A Globe and Mail article on April 25 cites Ryerson University research found that Ontario's urban containment based growth controls have "spurred soaring increases in house prices in the Toronto region by limiting construction of new low-rise family homes..." This effect was predicted by a number of analysts when the program was being formulated more than a decade ago and has been associated with huge price increases relative to incomes in such widely distributed metropolitan areas as Vancouver, San Francisco, Portland, Seattle, Sydney, Auckland, Melbourne and others.

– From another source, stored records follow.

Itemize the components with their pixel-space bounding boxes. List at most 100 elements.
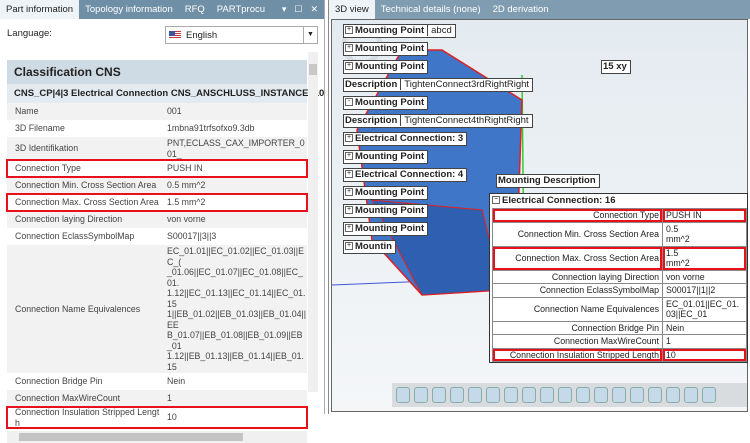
tab-3d-view[interactable]: 3D view <box>329 0 375 19</box>
model-annotation-label[interactable]: + Mounting Point abcd <box>343 24 456 38</box>
cube-shaded-icon[interactable] <box>576 387 590 403</box>
property-row[interactable]: 3D Identifikation PNT,ECLASS_CAX_IMPORTER… <box>7 137 307 160</box>
popup-property-name: Connection Insulation Stripped Length <box>492 347 663 362</box>
tab-rfq[interactable]: RFQ <box>184 4 205 15</box>
expand-icon[interactable]: + <box>345 170 353 179</box>
vertical-scrollbar[interactable] <box>308 52 318 392</box>
expand-icon[interactable]: + <box>345 152 353 161</box>
tab-dropdown-icon[interactable]: ▾ <box>281 4 287 14</box>
view-iso-icon[interactable] <box>702 387 716 403</box>
collapse-icon[interactable]: − <box>492 196 500 205</box>
tab-partprocu[interactable]: PARTprocu <box>216 4 266 15</box>
tab-part-information[interactable]: Part information <box>0 0 80 19</box>
property-name: Connection Name Equivalences <box>15 303 141 314</box>
model-annotation-label[interactable]: + Electrical Connection: 4 <box>343 168 468 182</box>
popup-property-name: Connection Bridge Pin <box>492 320 663 335</box>
model-annotation-label[interactable]: + Mounting Point <box>343 222 429 236</box>
zoom-icon[interactable] <box>450 387 464 403</box>
view-front-icon[interactable] <box>594 387 608 403</box>
property-name: 3D Identifikation <box>15 143 79 154</box>
label-text: Mounting Point <box>355 223 425 234</box>
measure-icon[interactable] <box>504 387 518 403</box>
label-text: Mounting Point <box>355 97 425 108</box>
maximize-icon[interactable]: ☐ <box>294 4 303 14</box>
model-annotation-label[interactable]: + Electrical Connection: 3 <box>343 132 468 146</box>
scroll-thumb[interactable] <box>309 64 317 75</box>
model-annotation-label[interactable]: + Mounting Point <box>343 186 429 200</box>
view-top-icon[interactable] <box>666 387 680 403</box>
popup-property-value: 0.5 mm^2 <box>662 221 747 247</box>
view-toolbar <box>392 383 747 407</box>
scroll-thumb[interactable] <box>19 433 243 441</box>
popup-property-name: Connection EclassSymbolMap <box>492 283 663 298</box>
model-annotation-label[interactable]: + Mounting Point <box>343 150 429 164</box>
property-name: Connection Type <box>15 163 81 174</box>
property-value: 10 <box>167 412 177 423</box>
property-grid: Classification CNS CNS_CP|4|3 Electrical… <box>6 60 324 443</box>
label-value: abcd <box>427 25 452 36</box>
model-annotation-label[interactable]: - Mounting Point <box>343 96 429 110</box>
cylinder-dark-icon[interactable] <box>432 387 446 403</box>
model-annotation-label[interactable]: 15 xy <box>601 60 631 74</box>
property-row[interactable]: 3D Filename 1mbna91trfsofxo9.3db <box>7 120 307 137</box>
section-icon[interactable] <box>540 387 554 403</box>
label-text: Mounting Point <box>355 205 425 216</box>
property-row[interactable]: Connection laying Direction von vorne <box>7 211 307 228</box>
model-annotation-label[interactable]: Description TightenConnect4thRightRight <box>343 114 533 128</box>
horizontal-scrollbar[interactable] <box>7 431 307 443</box>
model-annotation-label[interactable]: Mounting Description <box>496 174 600 188</box>
property-row[interactable]: Name 001 <box>7 103 307 120</box>
property-row[interactable]: Connection Type PUSH IN <box>6 159 308 178</box>
popup-property-value: S00017||1||2 <box>662 283 747 298</box>
expand-icon[interactable]: + <box>345 62 353 71</box>
property-row[interactable]: Connection Min. Cross Section Area 0.5 mm… <box>7 177 307 194</box>
chevron-down-icon[interactable]: ▼ <box>303 27 317 43</box>
cylinder-shaded-icon[interactable] <box>414 387 428 403</box>
model-annotation-label[interactable]: + Mounting Point <box>343 42 429 56</box>
model-annotation-label[interactable]: + Mountin <box>343 240 396 254</box>
property-value: Nein <box>167 376 186 387</box>
expand-icon[interactable]: + <box>345 134 353 143</box>
mesh-icon[interactable] <box>522 387 536 403</box>
property-value: EC_01.01||EC_01.02||EC_01.03||EC_( _01.0… <box>167 246 307 372</box>
view-right-icon[interactable] <box>648 387 662 403</box>
tab-technical-details[interactable]: Technical details (none) <box>380 4 481 15</box>
expand-icon[interactable]: + <box>345 44 353 53</box>
model-annotation-label[interactable]: + Mounting Point <box>343 204 429 218</box>
zoom-region-icon[interactable] <box>468 387 482 403</box>
tab-2d-derivation[interactable]: 2D derivation <box>492 4 549 15</box>
view-back-icon[interactable] <box>612 387 626 403</box>
property-row[interactable]: Connection MaxWireCount 1 <box>7 390 307 407</box>
expand-icon[interactable]: + <box>345 26 353 35</box>
view-bottom-icon[interactable] <box>684 387 698 403</box>
expand-icon[interactable]: + <box>345 242 353 251</box>
view-left-icon[interactable] <box>630 387 644 403</box>
property-row[interactable]: Connection EclassSymbolMap S00017||3||3 <box>7 228 307 245</box>
property-name: Connection laying Direction <box>15 214 123 225</box>
expand-icon[interactable]: + <box>345 224 353 233</box>
model-annotation-label[interactable]: + Mounting Point <box>343 60 429 74</box>
rotate-icon[interactable] <box>486 387 500 403</box>
property-name: Connection MaxWireCount <box>15 393 121 404</box>
label-text: Mounting Point <box>355 151 425 162</box>
popup-title: Electrical Connection: 16 <box>502 195 616 206</box>
cube-colored-icon[interactable] <box>558 387 572 403</box>
property-value: 001 <box>167 106 182 117</box>
close-icon[interactable]: ✕ <box>310 4 318 14</box>
property-row[interactable]: Connection Name Equivalences EC_01.01||EC… <box>7 245 307 373</box>
section-title[interactable]: Classification CNS <box>7 60 307 84</box>
collapse-icon[interactable]: - <box>345 98 353 107</box>
language-select[interactable]: English ▼ <box>165 26 318 44</box>
subsection-title[interactable]: CNS_CP|4|3 Electrical Connection CNS_ANS… <box>7 84 324 103</box>
property-row[interactable]: Connection Max. Cross Section Area 1.5 mm… <box>6 193 308 212</box>
popup-property-name: Connection MaxWireCount <box>492 334 663 349</box>
property-row[interactable]: Connection Insulation Stripped Lengt h 10 <box>6 406 308 429</box>
tab-topology-information[interactable]: Topology information <box>85 4 173 15</box>
expand-icon[interactable]: + <box>345 188 353 197</box>
language-label: Language: <box>7 28 52 39</box>
expand-icon[interactable]: + <box>345 206 353 215</box>
cylinder-outline-icon[interactable] <box>396 387 410 403</box>
model-annotation-label[interactable]: Description TightenConnect3rdRightRight <box>343 78 534 92</box>
property-row[interactable]: Connection Bridge Pin Nein <box>7 373 307 390</box>
label-text: Description <box>345 79 398 90</box>
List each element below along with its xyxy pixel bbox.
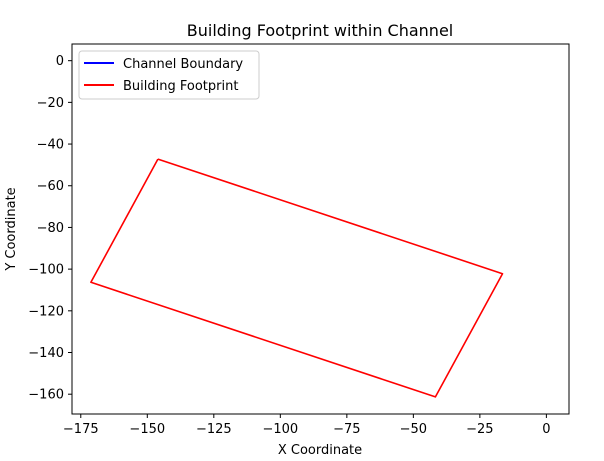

According to reporter Janet McFarland, the Centre for Urban Research and Land Development report identified “'a marked mismatch” between the types of units completed and the types demanded, according to the report from the Centre for Urban Research and Land Development at Ryerson University in Toronto." The report concludes that "The public discussion on the fundamental causes behind the rise in prices of ground-related housing (singles, semis and townhouses) in the GTA over the past decade by ignoring or downplaying the role played by the shortfall of serviced sites available to build new homes misses the only viable solution to dealing with deteriorating longer-term affordability – significantly increasing the number of new ground-related housing units built."

Over the 13 years of the Demographia International Housing Affordability Survey, Toronto's housing affordability has substantially worsened, with median prices at 3.8 times median incomes in 2004 (before the growth controls were fully implemented) to 7.7 times in 2016. This measure, the "median multiple," had changed little between 1970 and 2004, when land use regulations were more liberal in the Toronto area.

Without liberalization of the housing market to permit supply that meets demand (not only in numbers but also in preferred type of housing), Toronto can expect its house prices to rise even more. Already, Vancouver and Sydney, for example are more than 50 percent higher (at median multiples of 11.8 and 12.2 respectively).